We now need to restore, although almost certainly in a different form, this higher level of local financing so that a far larger percentage of the profit remains in Zimbabwe, and can be used to drive both the industry and the economy in general. It will not be an instant process obviously, but if every year more of the farmers are self-financed, or at least partly self-financed, we will be gaining.
We will always have contract farming, although more of the contracts need to be locally financed, but the auctions can move back into the limelight from the 5 percent of the crop they now handle to take on a far larger percentage.
An important part of the tobacco financing is to carefully examine the effects of the severe drought last year. Tobacco did decline, but not nearly as severely as most other crops and most tobacco farmers remained viable and produced a saleable crop that kept them on the land if not with as much cash as usual.
This means, with everything else the industry has including its regulator, that tobacco farmers are fairly low risk so lending them money for specific purposes is not going to give lenders heart palpitations. Rather, carefully inserting a range of finance models into what is already there but retaining the strict management of the sector seems a good way of progressing.

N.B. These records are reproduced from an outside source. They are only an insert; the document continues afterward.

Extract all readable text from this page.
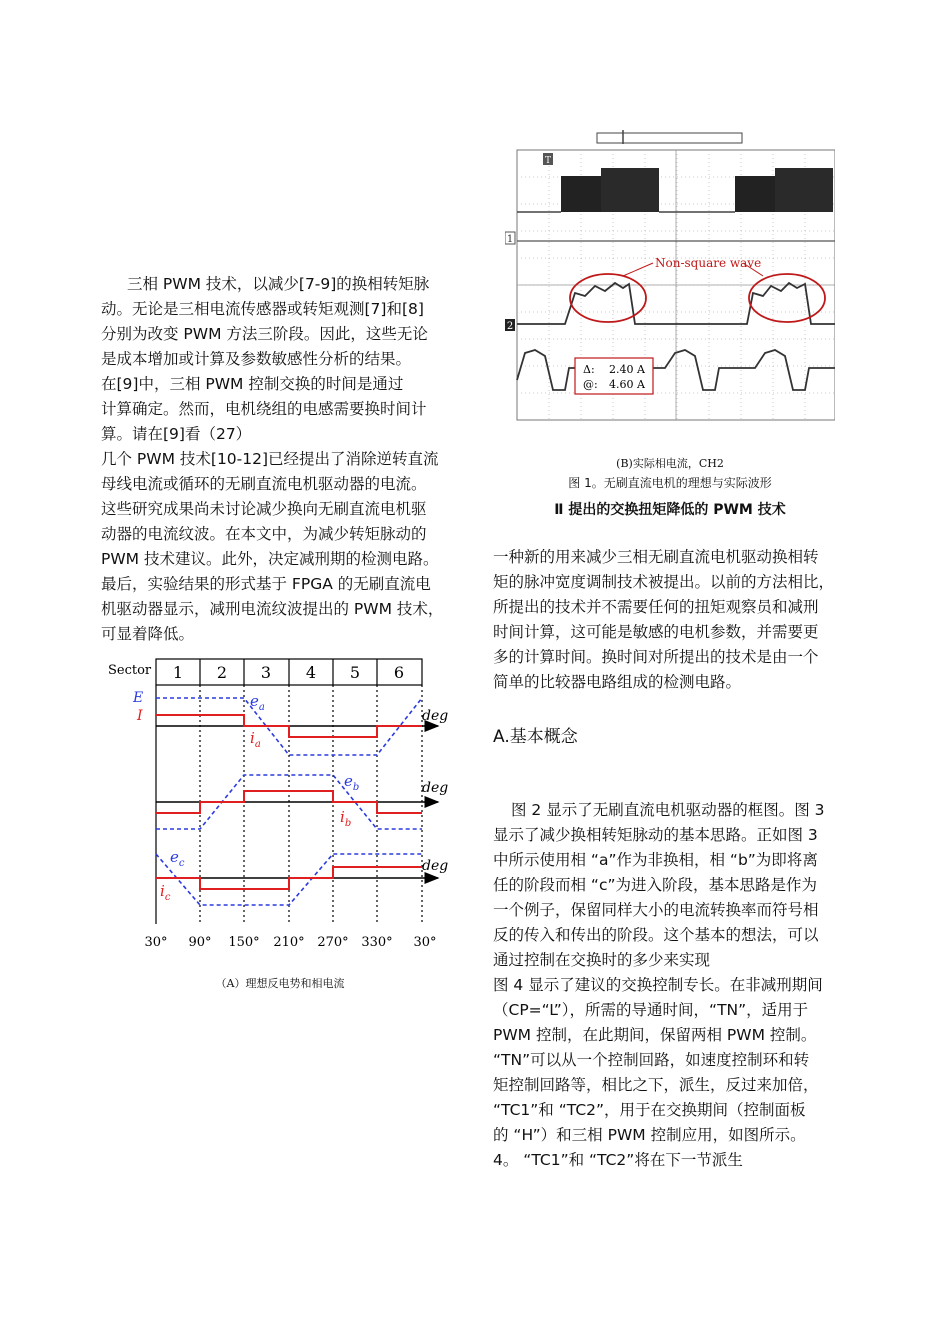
三相 PWM 技术，以减少[7-9]的换相转矩脉

动。无论是三相电流传感器或转矩观测[7]和[8]

分别为改变 PWM 方法三阶段。因此，这些无论

是成本增加或计算及参数敏感性分析的结果。

在[9]中，三相 PWM 控制交换的时间是通过

计算确定。然而，电机绕组的电感需要换时间计

算。请在[9]看（27）

几个 PWM 技术[10-12]已经提出了消除逆转直流

母线电流或循环的无刷直流电机驱动器的电流。

这些研究成果尚未讨论减少换向无刷直流电机驱

动器的电流纹波。在本文中，为减少转矩脉动的

PWM 技术建议。此外，决定减刑期的检测电路。

最后，实验结果的形式基于 FPGA 的无刷直流电

机驱动器显示，减刑电流纹波提出的 PWM 技术，

可显着降低。

Sector 1 2 3 4 5 6
E
I	deg
$e_a$
$i_a$
deg
$e_b$
$i_b$
deg
$e_c$
$i_c$
30° 90° 150° 210° 270° 330° 30°
（A）理想反电势和相电流
T
1
Non-square wave
2
Δ: 2.40 A
@: 4.60 A
(B)实际相电流，CH2
图 1。无刷直流电机的理想与实际波形
Ⅱ 提出的交换扭矩降低的 PWM 技术

一种新的用来减少三相无刷直流电机驱动换相转

矩的脉冲宽度调制技术被提出。以前的方法相比，

所提出的技术并不需要任何的扭矩观察员和减刑

时间计算，这可能是敏感的电机参数，并需要更

多的计算时间。换时间对所提出的技术是由一个

简单的比较器电路组成的检测电路。

A.基本概念

图 2 显示了无刷直流电机驱动器的框图。图 3

显示了减少换相转矩脉动的基本思路。正如图 3

中所示使用相 “a”作为非换相，相 “b”为即将离

任的阶段而相 “c”为进入阶段，基本思路是作为

一个例子，保留同样大小的电流转换率而符号相

反的传入和传出的阶段。这个基本的想法，可以

通过控制在交换时的多少来实现

图 4 显示了建议的交换控制专长。在非减刑期间

（CP=“L”），所需的导通时间，“TN”，适用于

PWM 控制，在此期间，保留两相 PWM 控制。

“TN”可以从一个控制回路，如速度控制环和转

矩控制回路等，相比之下，派生，反过来加倍，

“TC1”和 “TC2”，用于在交换期间（控制面板

的 “H”）和三相 PWM 控制应用，如图所示。

4。 “TC1”和 “TC2”将在下一节派生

President Mnangagwa obviously saw this point when he stressed that tobacco farmers will be benefiting under a US$2 billion loan facility over five years in the productivity booster kit programme. There will be other farmers with other crops and livestock who have built up the sort of reputation that tobacco farmers have and who must benefit, but the tobacco industry almost uniquely has an almost 100 percent compliant membership.
The President noted that the banks, that will be the agents for the Government programme for tobacco farmers, are also willing to use their own money as well, and again we note that local banks have a reputation for being risk adverse and keeping bad loans to very low levels as they continue building up the national pool of capital.
Generally the larger farmers, mainly those on the A2 schemes, have most of the irrigation potential and the booster kits are partly designed to make sure that the smallholders on A1 and communal lands have the same opportunities to get their seedling established and planted early and cope with anything resembling a drought patch.
As we build up the range of varieties we will need to supplement our core of flue-cured Virginia tobacco when we start committing an ever higher percentage of the crop to local value addition and production, the irrigation and the rising range of farmer skills become ever more important.
Tobacco has very largely concentrated its benefits into the farmers who grow the crop and the merchants who sell it. The value addition of the giant cigarette factories, and this will probably mean also the factories that produce the paper and filters and boxes, will extend that benefit to many more thousands of workers and ensure that tobacco at least retains its share of our rapidly rising exports, even as we mine more metal and manufacture more goods.